Recent trends in the database community highlight the repetitive nature of real-world workloads and how these recurring query patterns can be leveraged for optimization. However, existing benchmarks such as JOB and CEB do not accurately represent recurring query patterns. Redbench aims to bridge this gap by better reflecting the query behavior observed in production systems.
We cluster Redset users into 10 groups based on their query repetitiveness. For each group, we sample 3 "interesting" users, and we reverse-engineer their workloads by sampling similar queries from JOB and CEB. This reverse-engineering step considers the number of joins and the set of scanned tables.
The resulting 30 workloads, found in the workloads/ directory, can be used to compare the effectiveness of workload-driven optimizations.
For more details on how we generate Redbench, refer to DETAILS.md. Summary plots for JOB, CEB, Redset, and the sampling process can be found in the figures/ directory.
To unpack the workloads, i.e., create runnable SQL workloads from the CSV files provided in workloads/:
pip install -r requirements.txt
python setup.py
The resulting SQL files are written back to the workloads/ directory.

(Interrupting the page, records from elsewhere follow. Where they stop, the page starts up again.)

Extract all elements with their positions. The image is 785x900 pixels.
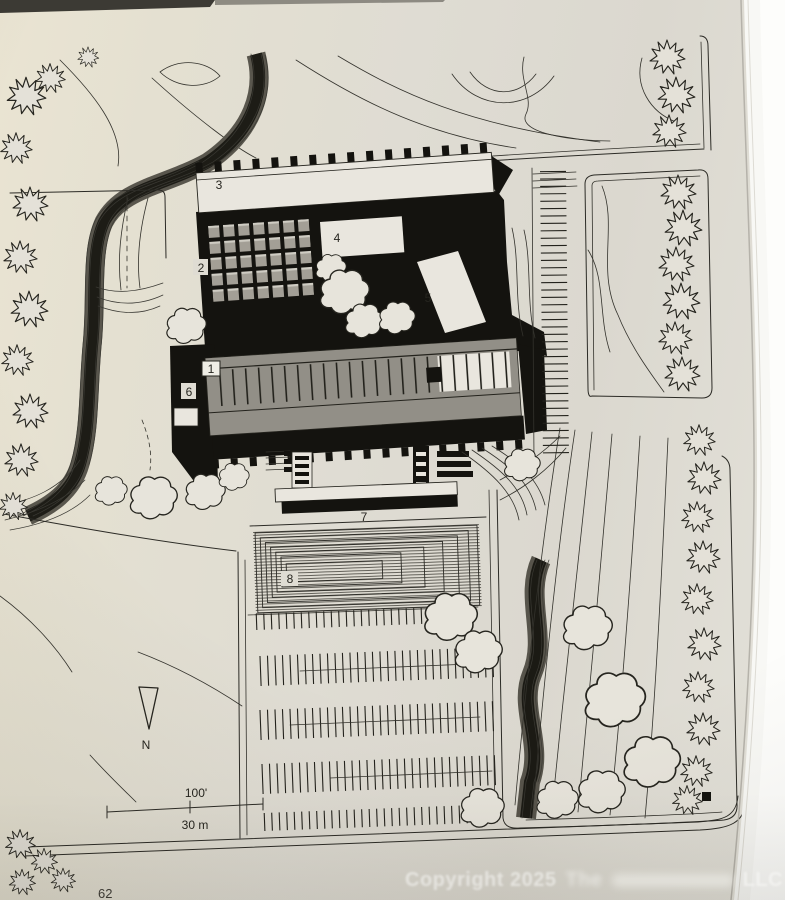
copyright-watermark: Copyright 2025 The LLC	[405, 869, 783, 892]
site-marker	[702, 792, 711, 801]
site-plan-drawing: 1 2 3 4 5 6 7 8 N 100' 30 m	[0, 0, 785, 900]
north-label: N	[142, 738, 151, 752]
building-label-8: 8	[287, 572, 294, 586]
photo-top-edge	[0, 0, 445, 13]
building-6	[174, 408, 198, 426]
watermark-suffix: LLC	[743, 869, 783, 892]
north-arrow: N	[139, 687, 158, 752]
contour-lines-southwest	[0, 596, 242, 802]
trees-stream-delta	[95, 464, 249, 519]
building-2	[208, 219, 314, 304]
building-label-5: 5	[425, 291, 432, 305]
parking-lot-south	[248, 607, 500, 822]
building-label-1: 1	[208, 362, 215, 376]
book-page-photo: 1 2 3 4 5 6 7 8 N 100' 30 m 62 Copyright…	[0, 0, 785, 900]
building-label-3: 3	[216, 178, 223, 192]
watermark-prefix: Copyright 2025	[405, 869, 556, 892]
scale-label-metric: 30 m	[182, 818, 209, 832]
trees-northeast	[650, 40, 702, 391]
building-label-2: 2	[198, 261, 205, 275]
watermark-middle: The	[565, 869, 602, 892]
contour-lines-top	[60, 56, 676, 166]
building-4	[320, 216, 404, 258]
building-label-6: 6	[186, 385, 193, 399]
building-1	[204, 329, 525, 469]
building-label-7: 7	[361, 510, 368, 524]
building-label-4: 4	[334, 231, 341, 245]
page-number: 62	[98, 886, 112, 900]
page-edge	[731, 0, 785, 900]
scale-label-imperial: 100'	[185, 786, 207, 800]
watermark-smudge	[612, 874, 734, 887]
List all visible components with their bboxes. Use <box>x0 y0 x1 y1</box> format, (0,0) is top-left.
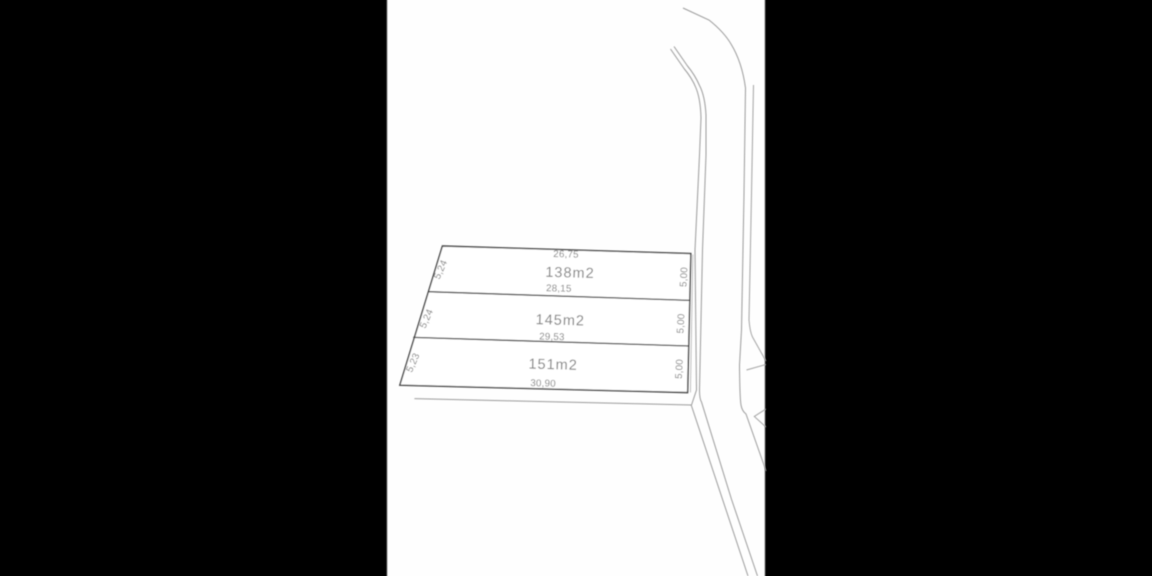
svg-text:26,75: 26,75 <box>553 249 579 261</box>
svg-text:5,00: 5,00 <box>678 266 690 287</box>
svg-text:145m2: 145m2 <box>535 312 585 329</box>
svg-text:28,15: 28,15 <box>546 283 572 295</box>
svg-text:5,00: 5,00 <box>674 358 686 379</box>
svg-text:151m2: 151m2 <box>528 357 578 374</box>
svg-text:5,00: 5,00 <box>675 313 687 334</box>
svg-text:30,90: 30,90 <box>530 378 556 390</box>
svg-text:29,53: 29,53 <box>539 331 565 343</box>
svg-text:138m2: 138m2 <box>545 265 595 282</box>
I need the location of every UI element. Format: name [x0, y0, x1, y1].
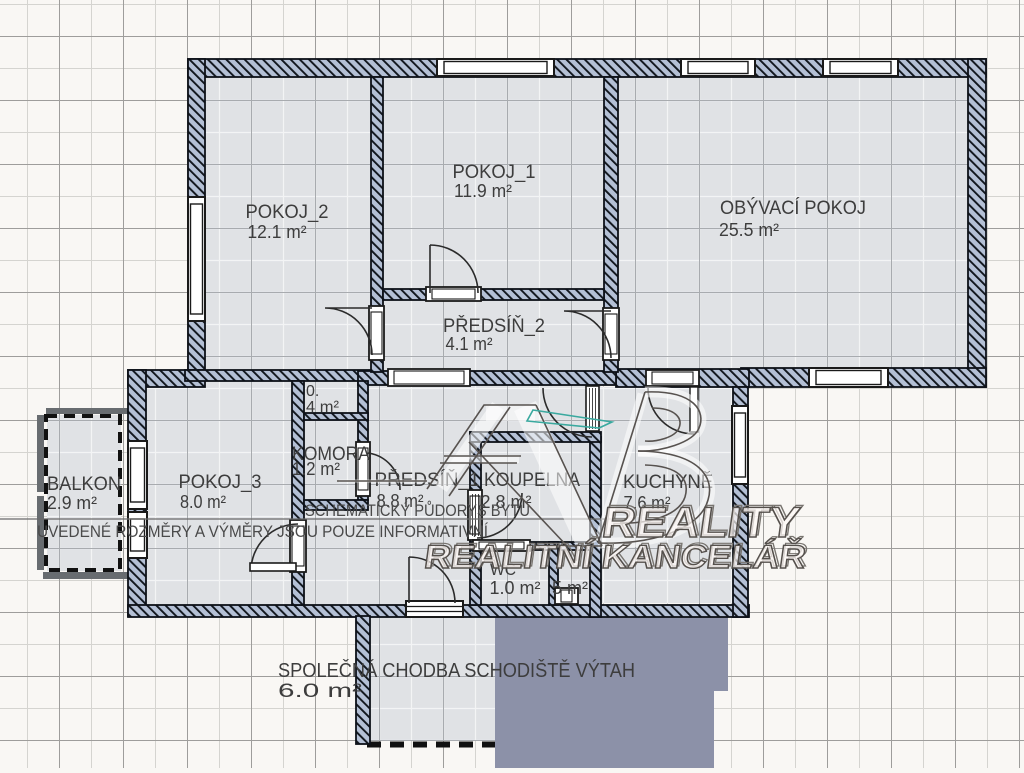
- svg-text:25.5 m²: 25.5 m²: [719, 220, 779, 240]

To run Redbench with the latest DuckDB version:
curl https://install.duckdb.org | sh
python run.py
The output looks as follows when run on DuckDB v1.2.1 with 48 threads on an Intel® Xeon® Gold 5318Y CPU with 128GB DDR4 RAM:
+-------------------------+----------------------+
| Query repetition bucket | Total execution time |
+-------------------------+----------------------+
| 0%-10% | 0:00:23.385233 |
| 10%-20% | 0:00:33.803160 |
| 20%-30% | 0:01:10.741311 |
| 30%-40% | 0:02:54.233235 |
| 40%-50% | 0:04:59.825286 |
| 50%-60% | 0:02:33.452159 |
| 60%-70% | 0:02:49.140971 |
| 70%-80% | 0:04:26.023394 |
| 80%-90% | 0:03:41.828650 |
| 90%-100% | 0:05:24.071659 |
+-------------------------+----------------------+
Tip
To run Redbench on a system other than DuckDB:
- Set up an IMDb database on your system.
- Make a one-line change in
run.pyto execute the workloads.
To reproduce Redbench, i.e., re-generate the workloads from scratch:
python gen.py
This project has two separate licenses:
- Software license: The software to generate the workload files is licensed under the MIT License. See LICENSE.
- Data license: The workload files are licensed under CC BY-NC 4.0. See DATASET_LICENSE.
Redbench's workload files are based on statistics from Redset, released by Amazon and licensed under CC BY-NC 4.0.